The phone in the server rack

I spent about four years of my life working in a datacenter, administering a system comprised of about 200 computers supporting 20,000 users. I have some stories.

The facility had a lot of rules, some of them extremely petty. One of them involved telephones.

There was a specific model of telephone you could use. There was a specific color it could be, a specific length the cable could be, and a specific path you had to route it. At the end of your rows, you had to have a file cabinet of a specific color, and the phone had to sit on the file cabinet, and only on that file cabinet.

A couple of people paid attention to the rule.

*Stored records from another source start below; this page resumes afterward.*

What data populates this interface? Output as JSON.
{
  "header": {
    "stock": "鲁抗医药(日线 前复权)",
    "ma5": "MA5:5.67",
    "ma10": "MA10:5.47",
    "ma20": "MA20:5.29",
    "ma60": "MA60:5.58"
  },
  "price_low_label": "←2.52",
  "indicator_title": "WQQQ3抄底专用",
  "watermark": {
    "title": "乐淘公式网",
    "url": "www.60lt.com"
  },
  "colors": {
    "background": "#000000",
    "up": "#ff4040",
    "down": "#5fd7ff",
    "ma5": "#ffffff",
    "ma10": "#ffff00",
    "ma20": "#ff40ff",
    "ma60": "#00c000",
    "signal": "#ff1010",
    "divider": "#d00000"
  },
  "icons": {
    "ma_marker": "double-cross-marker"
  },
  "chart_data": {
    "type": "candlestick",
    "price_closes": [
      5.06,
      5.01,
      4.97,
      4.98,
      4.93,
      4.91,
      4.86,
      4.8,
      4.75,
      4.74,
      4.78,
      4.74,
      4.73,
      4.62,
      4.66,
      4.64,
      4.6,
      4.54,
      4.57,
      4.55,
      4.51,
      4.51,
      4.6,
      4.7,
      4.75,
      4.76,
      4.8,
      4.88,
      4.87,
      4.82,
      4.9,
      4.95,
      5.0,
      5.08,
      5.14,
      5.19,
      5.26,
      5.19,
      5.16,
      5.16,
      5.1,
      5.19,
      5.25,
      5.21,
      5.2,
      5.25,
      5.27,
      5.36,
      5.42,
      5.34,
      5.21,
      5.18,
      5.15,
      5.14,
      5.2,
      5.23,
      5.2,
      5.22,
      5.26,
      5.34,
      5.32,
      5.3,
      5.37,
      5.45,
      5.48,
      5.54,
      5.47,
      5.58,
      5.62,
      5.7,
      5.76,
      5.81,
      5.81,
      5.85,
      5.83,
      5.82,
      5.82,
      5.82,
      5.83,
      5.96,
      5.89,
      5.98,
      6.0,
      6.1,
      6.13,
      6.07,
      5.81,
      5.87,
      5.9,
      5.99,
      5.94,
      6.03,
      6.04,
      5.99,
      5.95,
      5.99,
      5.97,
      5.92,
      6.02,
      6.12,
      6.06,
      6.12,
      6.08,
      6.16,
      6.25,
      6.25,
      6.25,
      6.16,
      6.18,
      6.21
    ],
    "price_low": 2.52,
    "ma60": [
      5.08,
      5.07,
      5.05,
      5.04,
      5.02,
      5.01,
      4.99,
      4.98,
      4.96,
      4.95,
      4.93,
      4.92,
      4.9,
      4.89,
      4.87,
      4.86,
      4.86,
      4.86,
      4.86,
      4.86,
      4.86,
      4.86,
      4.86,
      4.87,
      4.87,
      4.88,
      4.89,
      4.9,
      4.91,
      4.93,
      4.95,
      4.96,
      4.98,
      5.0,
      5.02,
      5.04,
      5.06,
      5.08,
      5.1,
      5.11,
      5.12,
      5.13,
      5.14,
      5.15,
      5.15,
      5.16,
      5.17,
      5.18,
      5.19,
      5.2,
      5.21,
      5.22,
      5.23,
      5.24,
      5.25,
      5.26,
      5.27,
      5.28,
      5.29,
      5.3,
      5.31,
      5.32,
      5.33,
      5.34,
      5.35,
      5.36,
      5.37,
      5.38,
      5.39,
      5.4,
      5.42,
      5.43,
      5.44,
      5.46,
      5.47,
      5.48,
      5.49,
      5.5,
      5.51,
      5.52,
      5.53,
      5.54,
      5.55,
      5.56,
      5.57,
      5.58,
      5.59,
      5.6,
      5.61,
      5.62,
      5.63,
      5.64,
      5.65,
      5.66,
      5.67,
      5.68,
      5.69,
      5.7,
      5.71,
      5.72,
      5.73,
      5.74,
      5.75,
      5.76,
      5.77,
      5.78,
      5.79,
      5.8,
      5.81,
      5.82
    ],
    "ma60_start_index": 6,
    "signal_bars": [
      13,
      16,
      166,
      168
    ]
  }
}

We had some Cisco VOIP phones in our racks. The idea was that we could use them to call people at our other facilities while we were working together to troubleshoot. It never happened; our network guy never configured them, so they just sat there looking pretty. No one ever paid any attention to them. Until one day, that is.

The facility manager was a guy named Larry. You always knew when he was upset, because his voice got really high and squeaky. One afternoon, Larry charged into the room, red as a beet and about ready to have a stroke. He demanded, in no uncertain terms, that those illegal phones be removed from his facility immediately.

My boss calmly explained to him that they aren’t conventional telephones, that they’re VOIP phones.

Larry came unglued. We knew the rules about what phones were allowed.

My boss then tried to explain VOIP to Larry. They aren’t really phones. They’re a computer.

Larry came unglued again. He knew a phone when he saw it. He gave an ultimatum and left the room.

My boss turned to the rest of us and wondered aloud if he should have mentioned the phones weren’t plugged in. Then he told us we heard him, so we needed to go remove those illegal unplugged Cisco phones.

I’m sure I had more important things to do–there was always a patch that needed to be deployed, or staged, or something–but we heard the man. Those phones needed to be removed.

Speaking as a CISSP, there’s actually a reason for the rule. Theoretically, data can leak from the servers or the cabling onto the phone line and be reconstructed on the other end. Of course, with these VOIP phones, that wasn’t a concern since we’d only be calling phones at our other locations, which all would have all the same data. But the people who enforce the rules don’t always know the reason behind them. People like Larry–an electrician by trade who barely knew how to check his e-mail.

So we removed the phones.

As we finished up, I had an idea. “You know those toy Fisher-Price phones we had when we were kids?” I asked. “I wonder what Larry would do if we put one of those in our racks?”

I never did it, so I never found out.